Moi qui me rêvait en grande reporter pour documenter la vie à l’hôpital, je peux vous dire que ce rêve a rapidement été anéanti par l’accueil fait par certains soignants du CHU.

Heureusement, ça n’était pas tout le monde, merci donc énormément à celles qui ont bien voulu me faire confiance, J’espère que l’exposition dans les couloirs vous rappelle la chance que vous avez de faire votre métier.

🙂

 

*** NE PAS FAIRE DE LA « PHOTO DE MATERNITE » ***

non… surtout pas. L’idée était de faire du reportage. Pas de photos posées, JAMAIS.

Je m’adapte à mon environnement, et autant vous dire que c’est du challenge (voir le prochain chapitre) et reste en retrait.

Enfin en retrait, c’est à dire que je laisse vivre les gens. Comme indiqué plus haut : je suis la pièce rapportée d’une pièce rapportée dans cette chambre d’hôpital. Un peu de pudeur n’a jamais tué personne.

Je ne suis pas là pour faire du beau à tout prix, mais pour montrer ce que je vois dans le travail de Virginie.. nuance.

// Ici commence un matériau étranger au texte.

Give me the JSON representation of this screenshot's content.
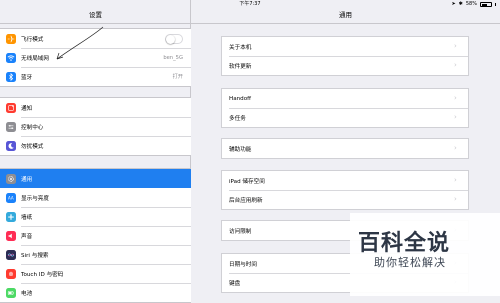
{
  "status_bar": {
    "device": "iPad",
    "time": "下午7:37",
    "battery": "58%",
    "battery_level": 0.58
  },
  "left_pane": {
    "title": "设置",
    "groups": [
      [
        {
          "label": "飞行模式",
          "icon": "airplane-icon",
          "color": "#ff9500",
          "toggle": false
        },
        {
          "label": "无线局域网",
          "icon": "wifi-icon",
          "color": "#1a82fb",
          "value": "ben_5G"
        },
        {
          "label": "蓝牙",
          "icon": "bluetooth-icon",
          "color": "#1a82fb",
          "value": "打开"
        }
      ],
      [
        {
          "label": "通知",
          "icon": "notifications-icon",
          "color": "#ff3b30"
        },
        {
          "label": "控制中心",
          "icon": "control-center-icon",
          "color": "#8e8e93"
        },
        {
          "label": "勿扰模式",
          "icon": "moon-icon",
          "color": "#5856d6"
        }
      ],
      [
        {
          "label": "通用",
          "icon": "gear-icon",
          "color": "#8e8e93",
          "selected": true
        },
        {
          "label": "显示与亮度",
          "icon": "display-icon",
          "color": "#1a82fb"
        },
        {
          "label": "墙纸",
          "icon": "wallpaper-icon",
          "color": "#34aadc"
        },
        {
          "label": "声音",
          "icon": "sound-icon",
          "color": "#ff2d55"
        },
        {
          "label": "Siri 与搜索",
          "icon": "siri-icon",
          "color": "#2c2c54"
        },
        {
          "label": "Touch ID 与密码",
          "icon": "fingerprint-icon",
          "color": "#ff3b30"
        },
        {
          "label": "电池",
          "icon": "battery-icon",
          "color": "#4cd964"
        }
      ]
    ]
  },
  "right_pane": {
    "title": "通用",
    "groups": [
      [
        "关于本机",
        "软件更新"
      ],
      [
        "Handoff",
        "多任务"
      ],
      [
        "辅助功能"
      ],
      [
        "iPad 储存空间",
        "后台应用刷新"
      ],
      [
        "访问限制"
      ],
      [
        "日期与时间",
        "键盘"
      ]
    ]
  },
  "watermark": {
    "title": "百科全说",
    "subtitle": "助你轻松解决"
  }
}
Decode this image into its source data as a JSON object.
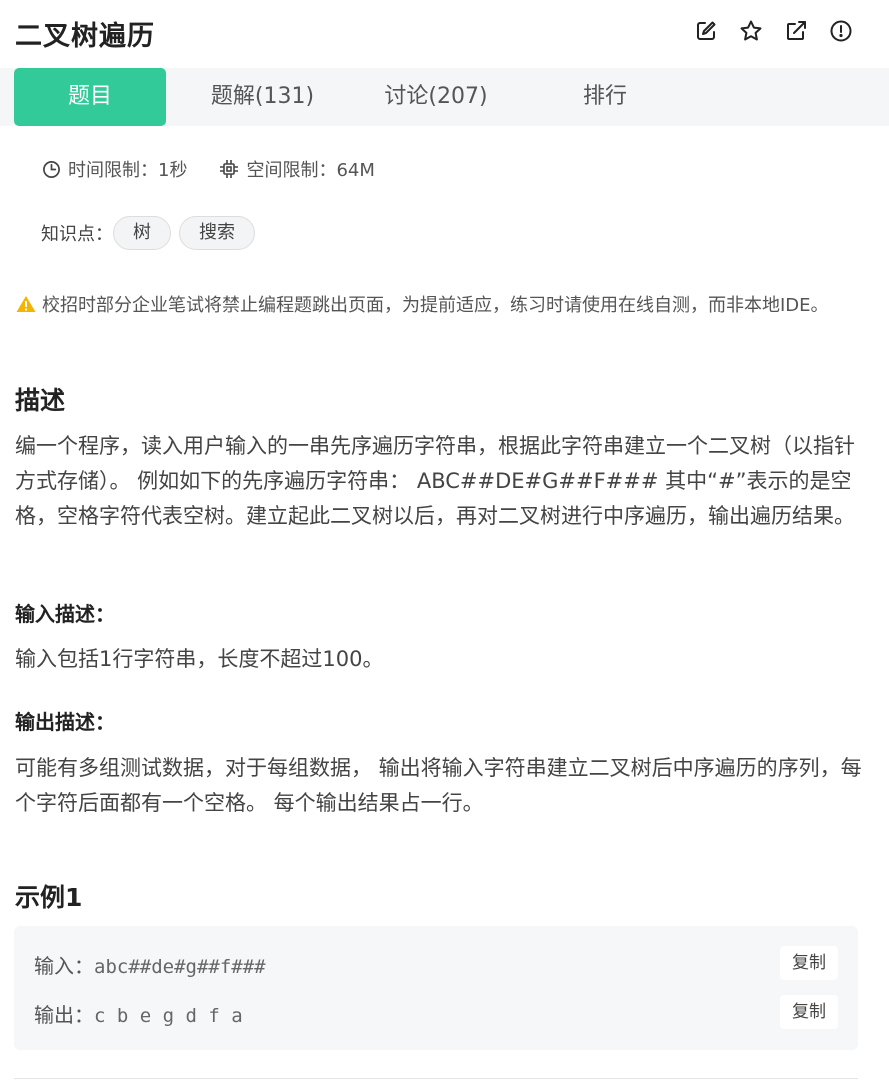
{
  "header": {
    "title": "二叉树遍历",
    "icons": [
      "edit-icon",
      "star-icon",
      "external-link-icon",
      "info-icon"
    ]
  },
  "tabs": [
    {
      "label": "题目",
      "active": true
    },
    {
      "label": "题解(131)",
      "active": false
    },
    {
      "label": "讨论(207)",
      "active": false
    },
    {
      "label": "排行",
      "active": false
    }
  ],
  "meta": {
    "time_limit": "时间限制：1秒",
    "space_limit": "空间限制：64M"
  },
  "knowledge": {
    "label": "知识点：",
    "tags": [
      "树",
      "搜索"
    ]
  },
  "notice": "校招时部分企业笔试将禁止编程题跳出页面，为提前适应，练习时请使用在线自测，而非本地IDE。",
  "description": {
    "heading": "描述",
    "text": "编一个程序，读入用户输入的一串先序遍历字符串，根据此字符串建立一个二叉树（以指针方式存储）。 例如如下的先序遍历字符串： ABC##DE#G##F### 其中“#”表示的是空格，空格字符代表空树。建立起此二叉树以后，再对二叉树进行中序遍历，输出遍历结果。"
  },
  "input_desc": {
    "heading": "输入描述：",
    "text": "输入包括1行字符串，长度不超过100。"
  },
  "output_desc": {
    "heading": "输出描述：",
    "text": "可能有多组测试数据，对于每组数据， 输出将输入字符串建立二叉树后中序遍历的序列，每个字符后面都有一个空格。 每个输出结果占一行。"
  },
  "example": {
    "heading": "示例1",
    "input_label": "输入：",
    "input_value": "abc##de#g##f###",
    "output_label": "输出：",
    "output_value": "c b e g d f a",
    "copy_label": "复制"
  },
  "colors": {
    "accent": "#32ca99",
    "warning": "#f5b400"
  }
}
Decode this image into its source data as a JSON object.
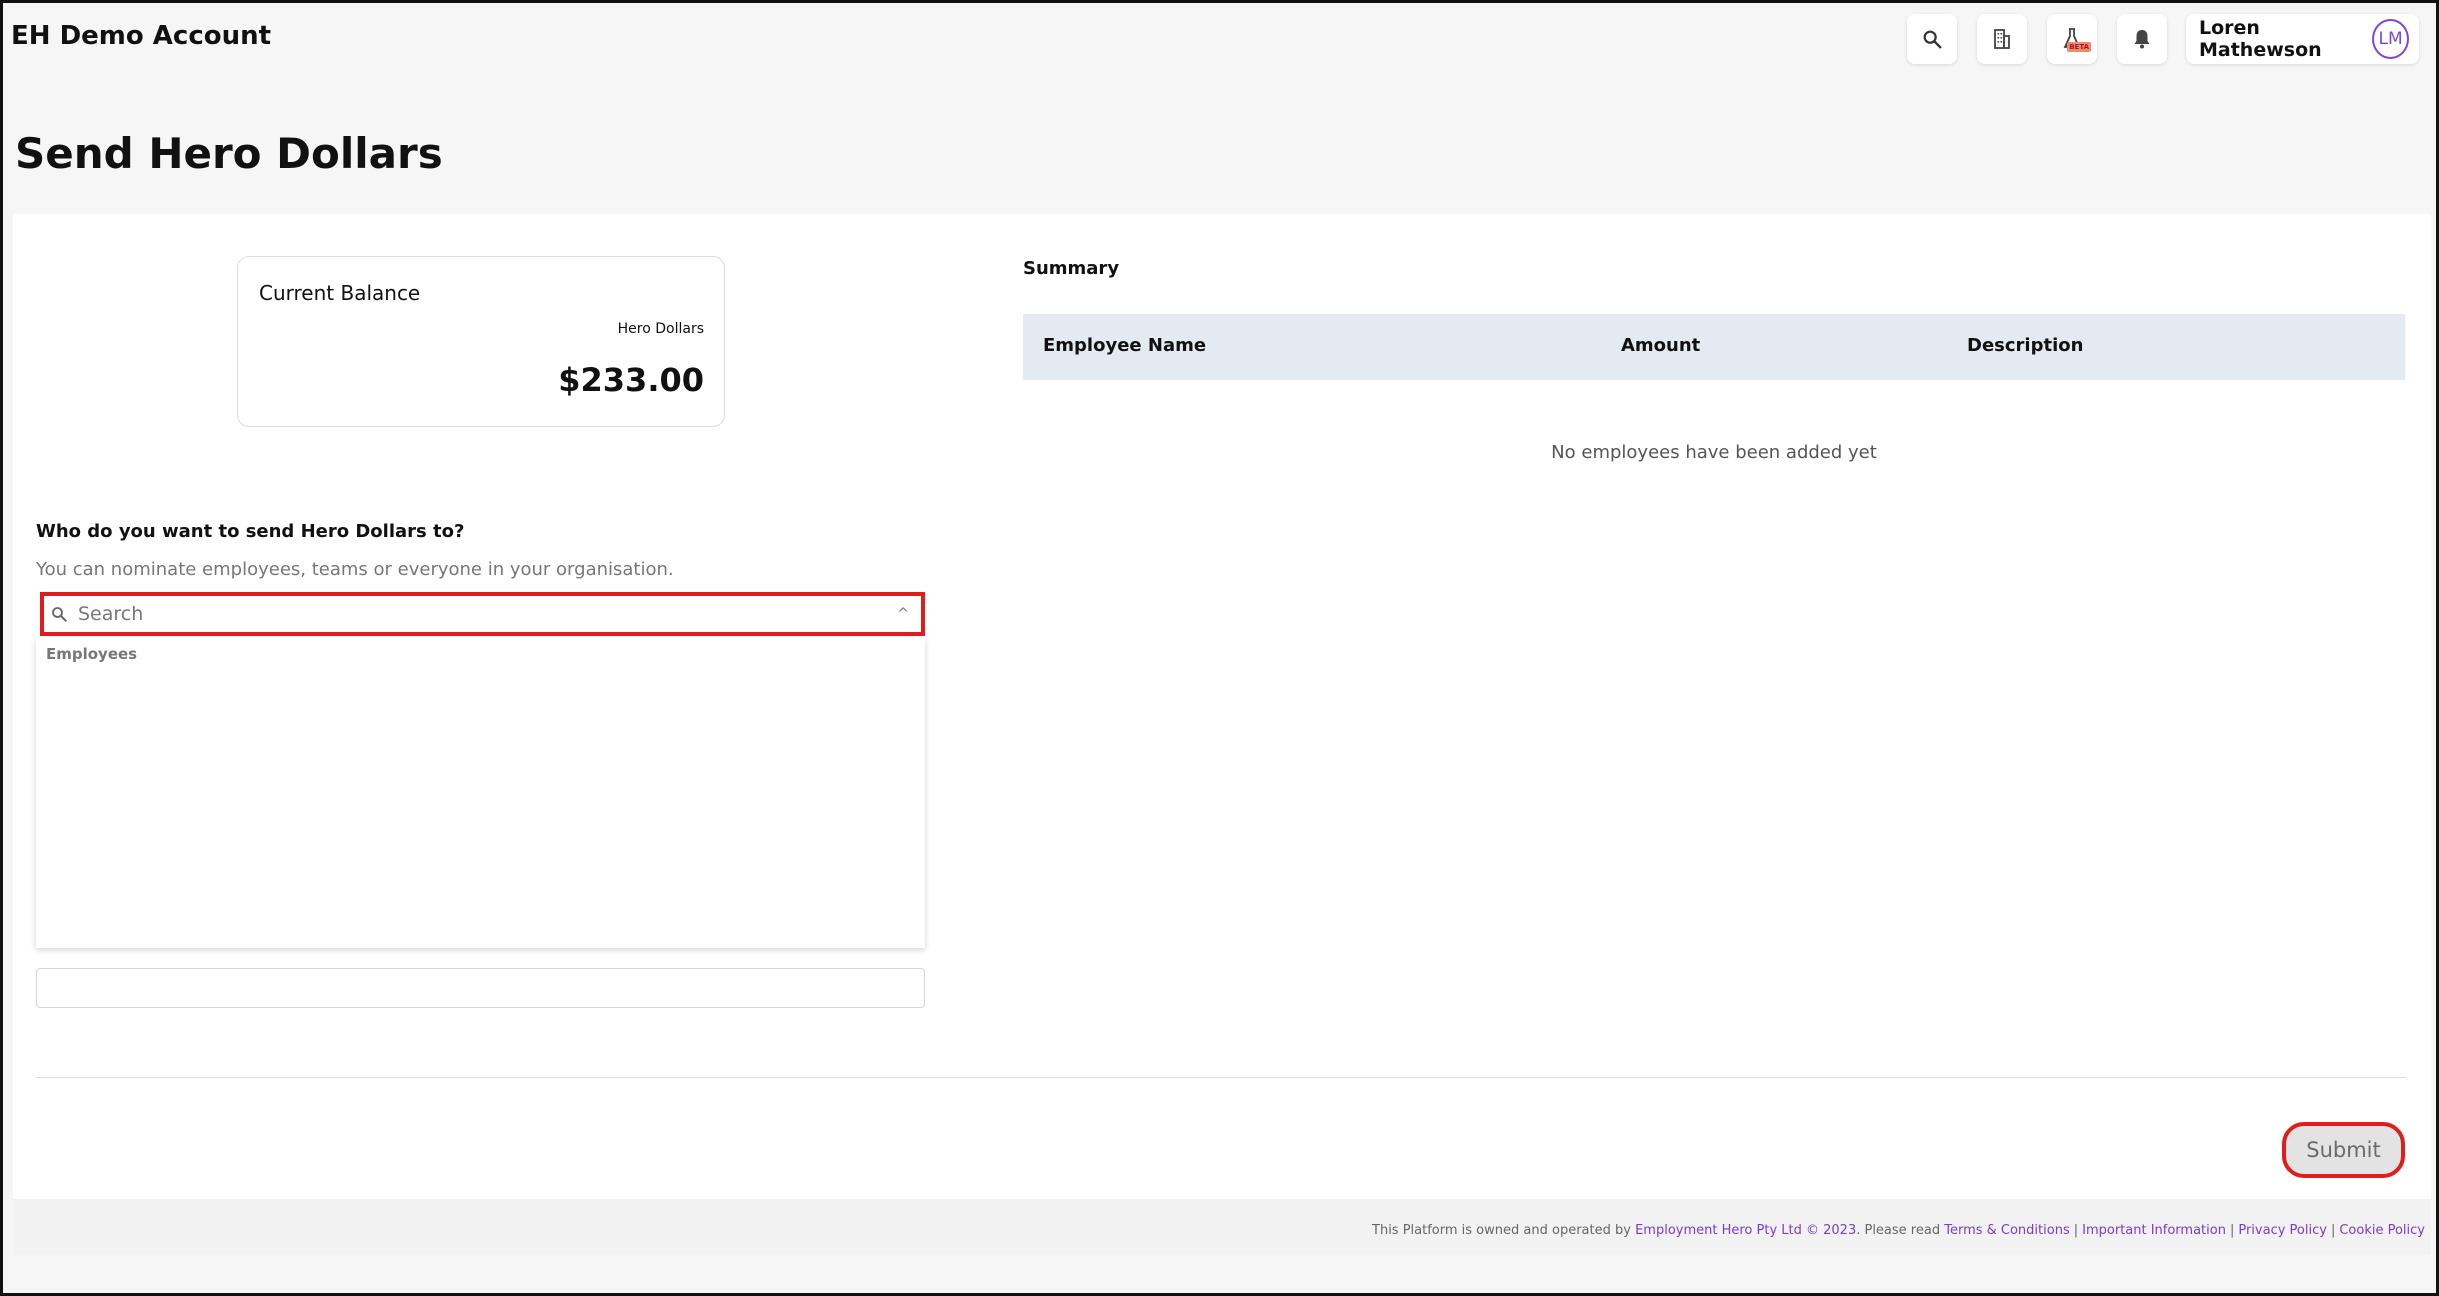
{
  "header": {
    "account_name": "EH Demo Account",
    "user_name": "Loren Mathewson",
    "user_initials": "LM",
    "beta_label": "BETA"
  },
  "page": {
    "title": "Send Hero Dollars"
  },
  "balance": {
    "title": "Current Balance",
    "unit_label": "Hero Dollars",
    "amount": "$233.00"
  },
  "recipient": {
    "question": "Who do you want to send Hero Dollars to?",
    "help": "You can nominate employees, teams or everyone in your organisation.",
    "search_placeholder": "Search",
    "dropdown_group": "Employees"
  },
  "summary": {
    "title": "Summary",
    "columns": [
      "Employee Name",
      "Amount",
      "Description"
    ],
    "empty_message": "No employees have been added yet"
  },
  "actions": {
    "submit_label": "Submit"
  },
  "footer": {
    "prefix": "This Platform is owned and operated by",
    "company": "Employment Hero Pty Ltd © 2023",
    "please_read": ". Please read",
    "links": [
      "Terms & Conditions",
      "Important Information",
      "Privacy Policy",
      "Cookie Policy"
    ]
  },
  "colors": {
    "accent": "#7d45d8",
    "highlight": "#e01d1d",
    "table_header": "#e3eaf2"
  }
}
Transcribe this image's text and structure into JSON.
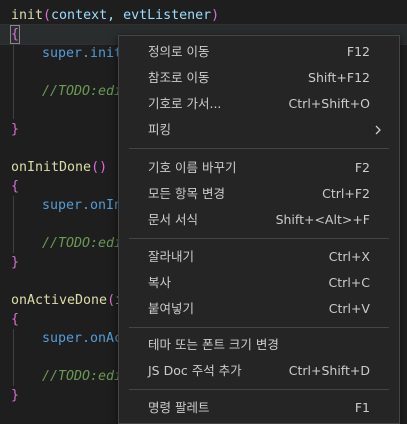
{
  "code": {
    "l1": {
      "name": "init",
      "open": "(",
      "args": "context, evtListener",
      "close": ")"
    },
    "l2": {
      "brace": "{"
    },
    "l3": {
      "text": "super.init"
    },
    "l4": {
      "text": "//TODO:edi"
    },
    "l5": {
      "brace": "}"
    },
    "l6": {
      "name": "onInitDone",
      "parens": "()"
    },
    "l7": {
      "brace": "{"
    },
    "l8": {
      "text": "super.onIn"
    },
    "l9": {
      "text": "//TODO:edi"
    },
    "l10": {
      "brace": "}"
    },
    "l11": {
      "name": "onActiveDone",
      "open": "(",
      "args": "i"
    },
    "l12": {
      "brace": "{"
    },
    "l13": {
      "text": "super.onAc"
    },
    "l14": {
      "text": "//TODO:edi"
    },
    "l15": {
      "brace": "}"
    }
  },
  "context_menu": {
    "items": [
      {
        "label": "정의로 이동",
        "shortcut": "F12"
      },
      {
        "label": "참조로 이동",
        "shortcut": "Shift+F12"
      },
      {
        "label": "기호로 가서...",
        "shortcut": "Ctrl+Shift+O"
      },
      {
        "label": "피킹",
        "shortcut": "",
        "submenu_icon": "chevron-right-icon"
      },
      {
        "label": "기호 이름 바꾸기",
        "shortcut": "F2"
      },
      {
        "label": "모든 항목 변경",
        "shortcut": "Ctrl+F2"
      },
      {
        "label": "문서 서식",
        "shortcut": "Shift+<Alt>+F"
      },
      {
        "label": "잘라내기",
        "shortcut": "Ctrl+X"
      },
      {
        "label": "복사",
        "shortcut": "Ctrl+C"
      },
      {
        "label": "붙여넣기",
        "shortcut": "Ctrl+V"
      },
      {
        "label": "테마 또는 폰트 크기 변경",
        "shortcut": ""
      },
      {
        "label": "JS Doc 주석 추가",
        "shortcut": "Ctrl+Shift+D"
      },
      {
        "label": "명령 팔레트",
        "shortcut": "F1"
      }
    ]
  },
  "colors": {
    "background": "#1e1e1e",
    "menu_background": "#252526",
    "function": "#dcdcaa",
    "comment": "#6a9955",
    "keyword": "#569cd6"
  }
}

Je ne suis pas là pour faire plaisir aux parents mais pour satisfaire le besoin de Virginie de documenter ses visites musicales, dans un aspect le plus complet possible. Challenge compliqué sur les dernières visites car il « manquait » certaines photos dans l’ensemble que je souhaitais transmettre (cadrage serré, ambiance, les parents, les soignants, et plein d’autres aspects)…

🙂

Je ne suis pas là pour vendre des photos, je suis là pour le besoin de Virginie. Bien entendu nous avons offert des tirages aux parents lorsque certaines photos nous plaisaient, mais ça n’était pas forcément celle qui au final sont  selectionnées dans l’ultime sélection de photo pour l’expo.

 

*** LA MALADIE et autres anecdotes ***

Je n’ai jamais su de quoi souffraient les enfants, Virginie non plus. Une manière pour nous de nous protéger, mais aussi parce que ça n’est pas notre boulot, ni notre mission. J’aurai peur d’être influencée. Les « ça va », « c’est un peu compliqué en ce moment », ou les « ça lui ferait beaucoup de bien » que nous transmettaient les soignants, sont des informations suffisamment utiles pour ne pas avoir besoin d’en savoir plus.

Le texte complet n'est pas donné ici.